As a vaporization and ionization technique, MALDI is well suited for analysis of fragile organic molecules – particularly non-volatile biological molecules like proteins, peptides, and oligosaccharides – that would disintegrate under conventional ionization methods.
The MALDI is one of four mass spectrometers in the Proteomics Core, which is itself one of ten research cores – each housing specialized equipment and facilities — within CBIS. Each of the mass spectrometers is suited to a specific role and each supports research that is elucidating the complexities of biological processes, like our circadian rhythms, tracking down the causes of diseases like Alzheimer’s, and producing innovations in areas such as regenerative medicine.
For some researchers, like Wilfredo Colón, professor and head of the Department of Chemistry and Chemical Biology, MALDI is indispensable. Colón uses the MALDI to identify hyperstable proteins in various organisms and biological systems. Hyperstable (i.e., difficult to degrade) proteins play important biological and pathological roles, and the Colón lab has developed a unique technique that isolates these proteins, allowing them to be identified via MALDI. Without the MALDI, his work wouldn’t be possible. Here’s how he put it:
As useful as our method is for separating hyperstable proteins from most of the proteins in a sample, without MALDI we would not be able to quickly identify the proteins, and this is where the exciting discoveries lie. Our research without MALDI is like getting a Christmas gift and not knowing what’s inside – the latter is nice, but unwrapping the gift is the exciting part. MALDI is already yielding exciting “knowledge gifts” in our research and more are on the way.
A MALDI instrument was part of the original suite of equipment installed in CBIS when it opened in 2004. It’s the only one of its kind at Rensselaer, and one of just a few in the Capital Region. Recently, the original MALDI was replaced with a newer, faster, and better version. The CBIS website lists the other instruments within the core as: a Thermo LTQ-Orbitrap mass spectrometer and a Thermo TSQ Quadrupole mass spectrometer, both coupled with micro-flow Agilent HPLC systems, and a Shimadzu gas chromatograph mass spectrometer.
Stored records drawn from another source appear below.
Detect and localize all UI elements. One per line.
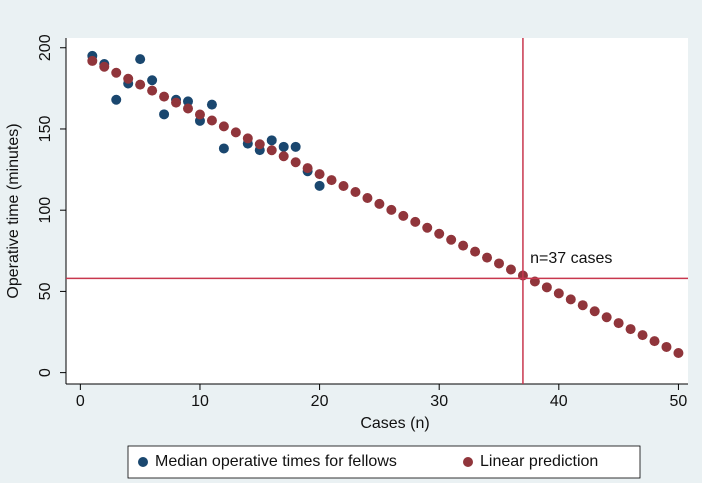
point (458, 240, 469, 251)
point (470, 246, 481, 257)
point (99, 61, 110, 72)
x-tick-label: 10 (191, 393, 209, 410)
legend-marker (138, 457, 148, 467)
point (494, 258, 505, 269)
point (577, 300, 588, 311)
point (625, 324, 636, 335)
y-axis-title: Operative time (minutes) (5, 123, 22, 298)
y-tick-label: 100 (37, 197, 54, 224)
point (338, 180, 349, 191)
x-tick-label: 40 (550, 393, 568, 410)
point (362, 193, 373, 204)
point (434, 228, 445, 239)
point (398, 210, 409, 221)
point (422, 222, 433, 233)
point (278, 151, 289, 162)
point (254, 139, 265, 150)
point (123, 73, 134, 84)
point (326, 175, 337, 186)
point (673, 347, 684, 358)
point (206, 115, 217, 126)
plot-area (66, 38, 688, 384)
y-tick-label: 0 (37, 368, 54, 377)
point (446, 234, 457, 245)
y-tick-label: 50 (37, 282, 54, 300)
point (541, 282, 552, 293)
legend-marker (463, 457, 473, 467)
point (649, 336, 660, 347)
point (183, 103, 194, 114)
y-tick-label: 150 (37, 116, 54, 143)
point (589, 306, 600, 317)
point (613, 318, 624, 329)
point (111, 94, 122, 105)
point (111, 67, 122, 78)
point (230, 127, 241, 138)
point (278, 141, 289, 152)
point (661, 341, 672, 352)
x-tick-label: 50 (670, 393, 688, 410)
point (290, 141, 301, 152)
y-tick-label: 200 (37, 34, 54, 61)
x-axis-title: Cases (n) (360, 415, 429, 432)
point (601, 312, 612, 323)
point (302, 163, 313, 174)
point (171, 97, 182, 108)
point (553, 288, 564, 299)
point (482, 252, 493, 263)
x-tick-label: 20 (311, 393, 329, 410)
legend-label: Median operative times for fellows (155, 453, 397, 470)
x-tick-label: 30 (430, 393, 448, 410)
point (183, 96, 194, 107)
point (194, 109, 205, 120)
point (147, 85, 158, 96)
point (637, 330, 648, 341)
point (374, 198, 385, 209)
annotation: n=37 cases (530, 250, 612, 267)
point (218, 121, 229, 132)
point (505, 264, 516, 275)
point (266, 135, 277, 146)
point (314, 169, 325, 180)
point (350, 186, 361, 197)
point (87, 55, 98, 66)
point (314, 180, 325, 191)
point (206, 99, 217, 110)
legend-label: Linear prediction (480, 453, 598, 470)
point (242, 133, 253, 144)
point (290, 157, 301, 168)
point (266, 145, 277, 156)
point (410, 216, 421, 227)
point (159, 109, 170, 120)
point (565, 294, 576, 305)
point (218, 143, 229, 154)
legend (127, 445, 641, 479)
x-tick-label: 0 (76, 393, 85, 410)
point (147, 75, 158, 86)
point (159, 91, 170, 102)
point (135, 54, 146, 65)
point (386, 204, 397, 215)
point (135, 79, 146, 90)
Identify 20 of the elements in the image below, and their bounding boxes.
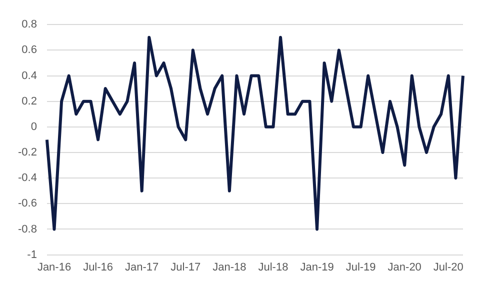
x-tick-label: Jul-16 xyxy=(83,261,114,274)
x-tick-label: Jan-20 xyxy=(388,261,422,274)
y-tick-label: -1 xyxy=(27,248,37,261)
y-tick-label: -0.4 xyxy=(18,172,37,184)
x-tick-label: Jul-20 xyxy=(433,261,464,274)
y-tick-label: -0.8 xyxy=(18,223,37,236)
y-tick-label: 0.4 xyxy=(22,70,37,82)
y-tick-label: -0.6 xyxy=(18,198,37,210)
x-tick-label: Jul-19 xyxy=(346,261,376,274)
x-tick-label: Jan-19 xyxy=(300,261,334,274)
x-tick-label: Jul-18 xyxy=(258,261,288,274)
x-tick-label: Jan-17 xyxy=(125,261,159,274)
y-tick-label: 0.6 xyxy=(22,44,37,56)
x-tick-label: Jan-18 xyxy=(212,261,246,274)
y-tick-label: 0.8 xyxy=(22,18,37,31)
x-tick-label: Jul-17 xyxy=(170,261,201,274)
x-tick-label: Jan-16 xyxy=(37,261,72,274)
y-tick-label: 0.2 xyxy=(22,95,37,108)
y-tick-label: 0 xyxy=(30,120,37,133)
y-tick-label: -0.2 xyxy=(18,146,37,159)
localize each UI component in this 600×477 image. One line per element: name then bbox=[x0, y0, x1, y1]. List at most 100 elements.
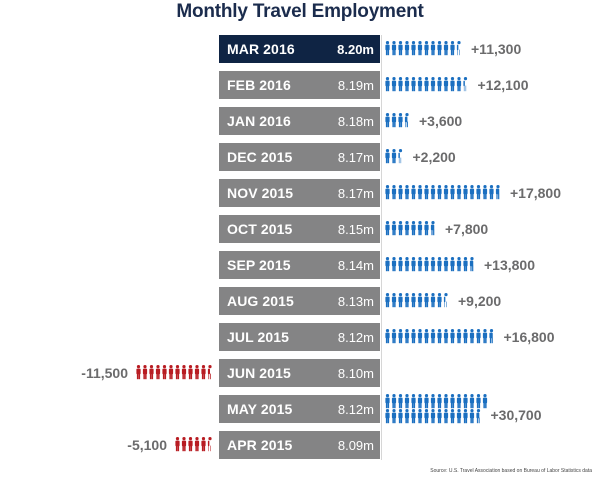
person-icon bbox=[398, 113, 403, 128]
person-icon bbox=[424, 185, 429, 200]
employment-total: 8.17m bbox=[337, 186, 374, 201]
person-icon bbox=[463, 394, 468, 409]
icon-row bbox=[385, 41, 461, 56]
person-icon bbox=[162, 365, 167, 380]
person-icon bbox=[391, 77, 397, 92]
month-bar: NOV 2015 8.17m bbox=[219, 179, 380, 207]
person-icon bbox=[430, 185, 436, 200]
person-icon bbox=[437, 41, 442, 56]
icon-row bbox=[175, 437, 212, 452]
person-icon bbox=[430, 221, 435, 236]
employment-total: 8.17m bbox=[337, 150, 374, 165]
person-icon bbox=[456, 329, 462, 344]
person-icon bbox=[391, 293, 397, 308]
person-icon bbox=[411, 41, 416, 56]
person-icon bbox=[398, 149, 403, 164]
person-icon bbox=[411, 293, 416, 308]
month-bar: MAR 2016 8.20m bbox=[219, 35, 380, 63]
person-icon bbox=[424, 394, 429, 409]
icon-row bbox=[385, 293, 448, 308]
person-icon bbox=[385, 293, 390, 308]
person-icon bbox=[194, 365, 200, 380]
month-label: JUN 2015 bbox=[227, 365, 291, 381]
icon-row bbox=[385, 394, 488, 409]
person-icon bbox=[443, 41, 449, 56]
person-icon bbox=[175, 365, 180, 380]
person-icon bbox=[385, 257, 390, 272]
employment-total: 8.18m bbox=[337, 114, 374, 129]
month-label: SEP 2015 bbox=[227, 257, 291, 273]
person-icon bbox=[463, 185, 468, 200]
person-icon bbox=[398, 409, 403, 424]
person-icon bbox=[188, 437, 193, 452]
person-icon bbox=[385, 149, 390, 164]
person-icon bbox=[437, 293, 442, 308]
person-icon bbox=[424, 329, 429, 344]
person-icon bbox=[168, 365, 174, 380]
person-icon bbox=[417, 41, 423, 56]
person-icon bbox=[417, 257, 423, 272]
change-label: -5,100 bbox=[127, 437, 167, 453]
person-icon bbox=[443, 185, 449, 200]
change-label: +9,200 bbox=[458, 293, 502, 309]
person-icon bbox=[469, 409, 475, 424]
person-icon bbox=[411, 329, 416, 344]
person-icon bbox=[404, 113, 409, 128]
person-icon bbox=[489, 185, 494, 200]
employment-total: 8.20m bbox=[337, 42, 374, 57]
change-label: +12,100 bbox=[477, 77, 529, 93]
person-icon bbox=[476, 409, 481, 424]
person-icon bbox=[430, 329, 436, 344]
person-icon bbox=[443, 293, 448, 308]
person-icon bbox=[385, 113, 390, 128]
chart-title: Monthly Travel Employment bbox=[176, 1, 424, 22]
person-icon bbox=[450, 185, 455, 200]
person-icon bbox=[456, 409, 462, 424]
person-icon bbox=[476, 329, 481, 344]
person-icon bbox=[417, 394, 423, 409]
employment-total: 8.09m bbox=[337, 438, 374, 453]
change-label: +17,800 bbox=[510, 185, 561, 201]
person-icon bbox=[489, 329, 494, 344]
person-icon bbox=[443, 257, 449, 272]
person-icon bbox=[437, 394, 442, 409]
person-icon bbox=[463, 329, 468, 344]
change-label: +30,700 bbox=[490, 407, 542, 423]
employment-total: 8.15m bbox=[337, 222, 374, 237]
person-icon bbox=[404, 409, 410, 424]
source-note: Source: U.S. Travel Association based on… bbox=[430, 468, 592, 474]
icon-row bbox=[136, 365, 212, 380]
person-icon bbox=[155, 365, 161, 380]
person-icon bbox=[391, 113, 397, 128]
person-icon bbox=[443, 329, 449, 344]
change-label: +7,800 bbox=[445, 221, 489, 237]
icon-row bbox=[385, 329, 494, 344]
person-icon bbox=[482, 185, 488, 200]
month-label: JUL 2015 bbox=[227, 329, 290, 345]
person-icon bbox=[424, 257, 429, 272]
person-icon bbox=[430, 293, 436, 308]
person-icon bbox=[398, 41, 403, 56]
person-icon bbox=[201, 365, 206, 380]
person-icon bbox=[430, 41, 436, 56]
person-icon bbox=[437, 257, 442, 272]
person-icon bbox=[424, 409, 429, 424]
person-icon bbox=[404, 394, 410, 409]
person-icon bbox=[136, 365, 141, 380]
icon-row bbox=[385, 409, 481, 424]
person-icon bbox=[469, 329, 475, 344]
person-icon bbox=[443, 394, 449, 409]
month-bar: APR 2015 8.09m bbox=[219, 431, 380, 459]
person-icon bbox=[398, 329, 403, 344]
person-icon bbox=[207, 365, 212, 380]
month-label: AUG 2015 bbox=[227, 293, 294, 309]
person-icon bbox=[404, 77, 410, 92]
person-icon bbox=[411, 77, 416, 92]
month-label: DEC 2015 bbox=[227, 149, 293, 165]
month-label: MAY 2015 bbox=[227, 401, 293, 417]
month-label: JAN 2016 bbox=[227, 113, 291, 129]
person-icon bbox=[463, 77, 468, 92]
person-icon bbox=[456, 394, 462, 409]
month-bar: DEC 2015 8.17m bbox=[219, 143, 380, 171]
person-icon bbox=[398, 293, 403, 308]
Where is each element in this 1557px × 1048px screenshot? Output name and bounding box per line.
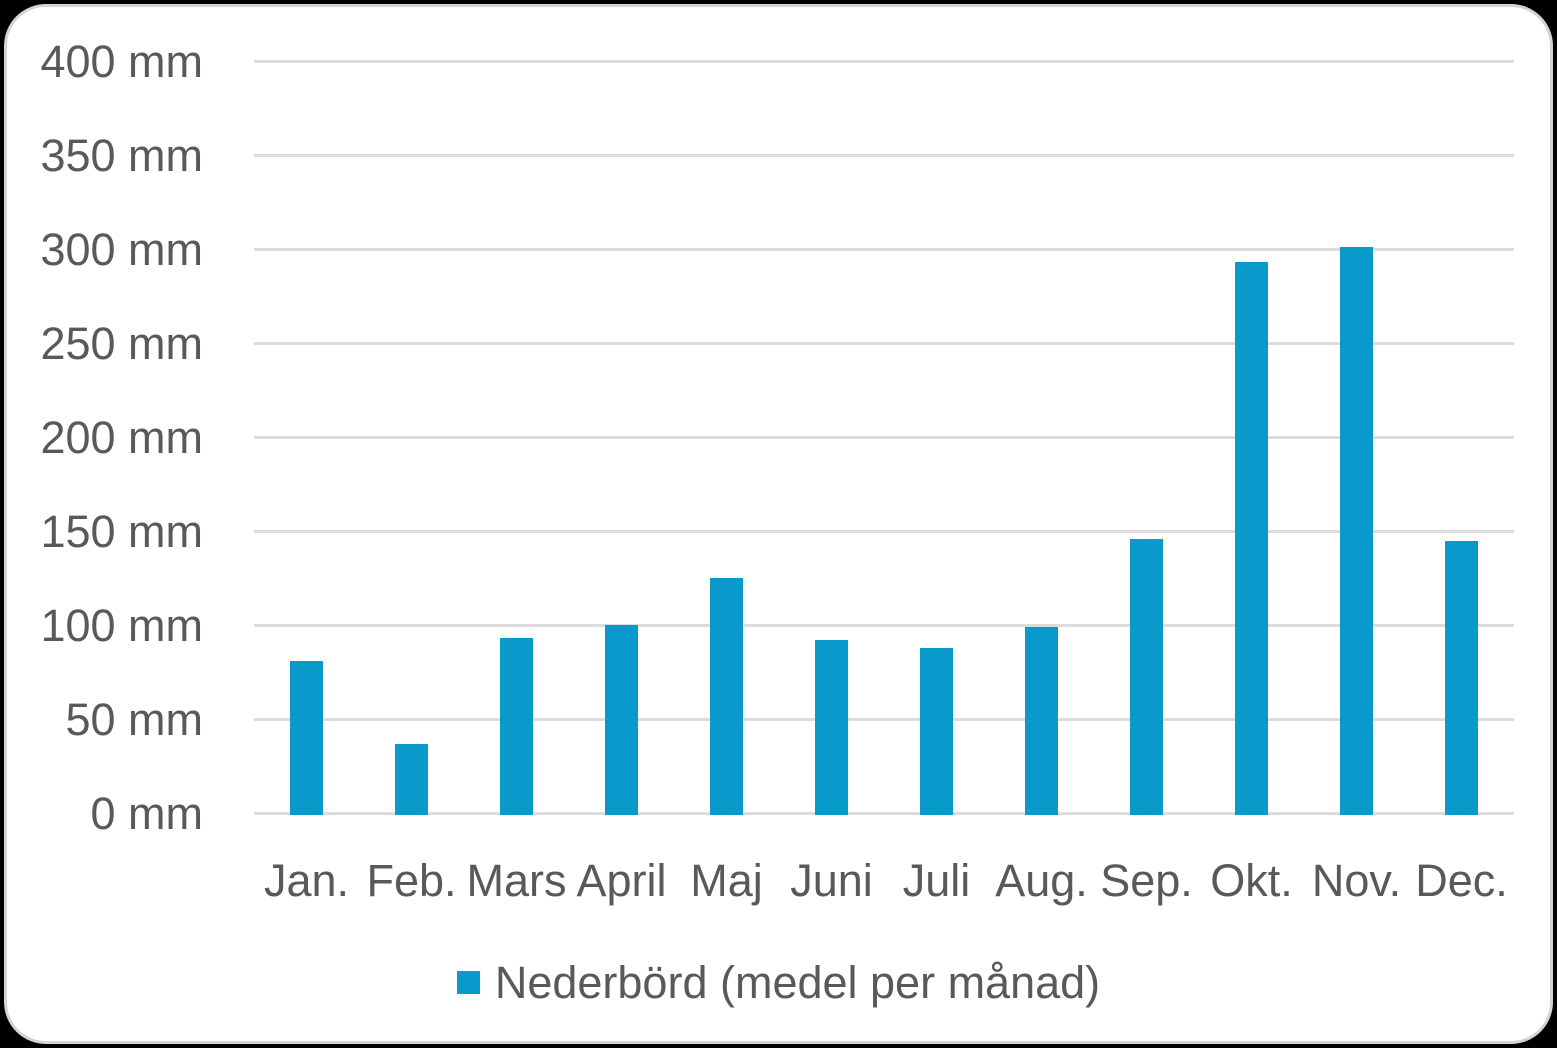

In addition to the Proteomics Core Facility, CBIS has additional research equipment and facilities in analytical biochemistry and nanobiotechnology, bioimaging, bioresearch, cell and molecular biology, flow cytometry, microbiology and fermentation, microscopy, nuclear magnetic resonance, and stem cell research. The cores are available to Rensselaer faculty, staff and students, and also to external academic and industrial collaborators and researchers. As one of the most advanced research facilities in the nation, CBIS promotes innovation and discovery at the interface of the life sciences, physical sciences, and engineering.